Alternating the \" and the . passes over escaped quotes while the lazy quantifier *? ensures that you don't go past the end of the quoted string. Works with .NET Framework RE classes
/"(?:[^"\\]++|\\.)*+"/
Taken straight from man perlre on a Linux system with Perl 5.22.0 installed.
As an optimization, this regex uses the 'posessive' form of both + and * to prevent backtracking, for it is known beforehand that a string without a closing quote wouldn't match in any case.
This one works perfect on PCRE and does not fall with StackOverflow.
"(.*?[^\\])??((\\\\)+)?+"
Explanation:
Every quoted string starts with Char: " ;
It may contain any number of any characters: .*? {Lazy match}; ending with non escape character [^\\];
Statement (2) is Lazy(!) optional because string can be empty("").
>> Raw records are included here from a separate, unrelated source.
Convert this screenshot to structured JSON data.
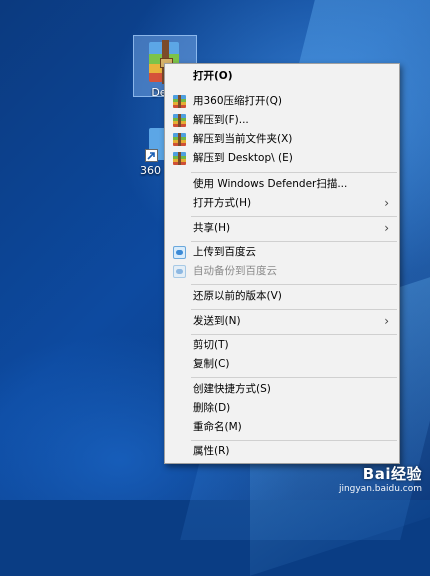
{
  "desktop": {
    "icons": [
      {
        "label": "Desk"
      },
      {
        "label": "360"
      }
    ]
  },
  "menu": {
    "items": [
      {
        "label": "打开(O)",
        "icon": "",
        "bold": true
      },
      {
        "label": "用360压缩打开(Q)",
        "icon": "360zip-icon"
      },
      {
        "label": "解压到(F)...",
        "icon": "360zip-icon"
      },
      {
        "label": "解压到当前文件夹(X)",
        "icon": "360zip-icon"
      },
      {
        "label": "解压到 Desktop\\ (E)",
        "icon": "360zip-icon"
      },
      {
        "label": "使用 Windows Defender扫描...",
        "icon": ""
      },
      {
        "label": "打开方式(H)",
        "icon": "",
        "submenu": true
      },
      {
        "label": "共享(H)",
        "icon": "",
        "submenu": true
      },
      {
        "label": "上传到百度云",
        "icon": "baidu-cloud-icon"
      },
      {
        "label": "自动备份到百度云",
        "icon": "baidu-cloud-icon",
        "disabled": true
      },
      {
        "label": "还原以前的版本(V)",
        "icon": ""
      },
      {
        "label": "发送到(N)",
        "icon": "",
        "submenu": true
      },
      {
        "label": "剪切(T)",
        "icon": ""
      },
      {
        "label": "复制(C)",
        "icon": ""
      },
      {
        "label": "创建快捷方式(S)",
        "icon": ""
      },
      {
        "label": "删除(D)",
        "icon": ""
      },
      {
        "label": "重命名(M)",
        "icon": ""
      },
      {
        "label": "属性(R)",
        "icon": ""
      }
    ],
    "submenu_arrow": "›"
  },
  "watermark": {
    "brand": "Bai经验",
    "url": "jingyan.baidu.com"
  }
}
So: (.*?[^\\])??
Finally, every quoted string ends with Char("), but it can be preceded with even number of escape sign pairs (\\\\)+; and it is Greedy(!) optional: ((\\\\)+)?+ {Greedy matching}, bacause string can be empty or without ending pairs!
An option that has not been touched on before is:
Reverse the string.
Perform the matching on the reversed string.
Re-reverse the matched strings.
This has the added bonus of being able to correctly match escaped open tags.
Lets say you had the following string; String \"this "should" NOT match\" and "this \"should\" match"
Here, \"this "should" NOT match\" should not be matched and "should" should be.
On top of that this \"should\" match should be matched and \"should\" should not.
First an example.
// The input string.
const myString = 'String \\"this "should" NOT match\\" and "this \\"should\\" match"';
// The RegExp.
const regExp = new RegExp(
// Match close
'([\'"])(?!(?:[\\\\]{2})*[\\\\](?![\\\\]))' +
'((?:' +
// Match escaped close quote
'(?:\\1(?=(?:[\\\\]{2})*[\\\\](?![\\\\])))|' +
// Match everything thats not the close quote
'(?:(?!\\1).)' +
'){0,})' +
// Match open
'(\\1)(?!(?:[\\\\]{2})*[\\\\](?![\\\\]))',
'g'
);
// Reverse the matched strings.
matches = myString
// Reverse the string.
.split('').reverse().join('')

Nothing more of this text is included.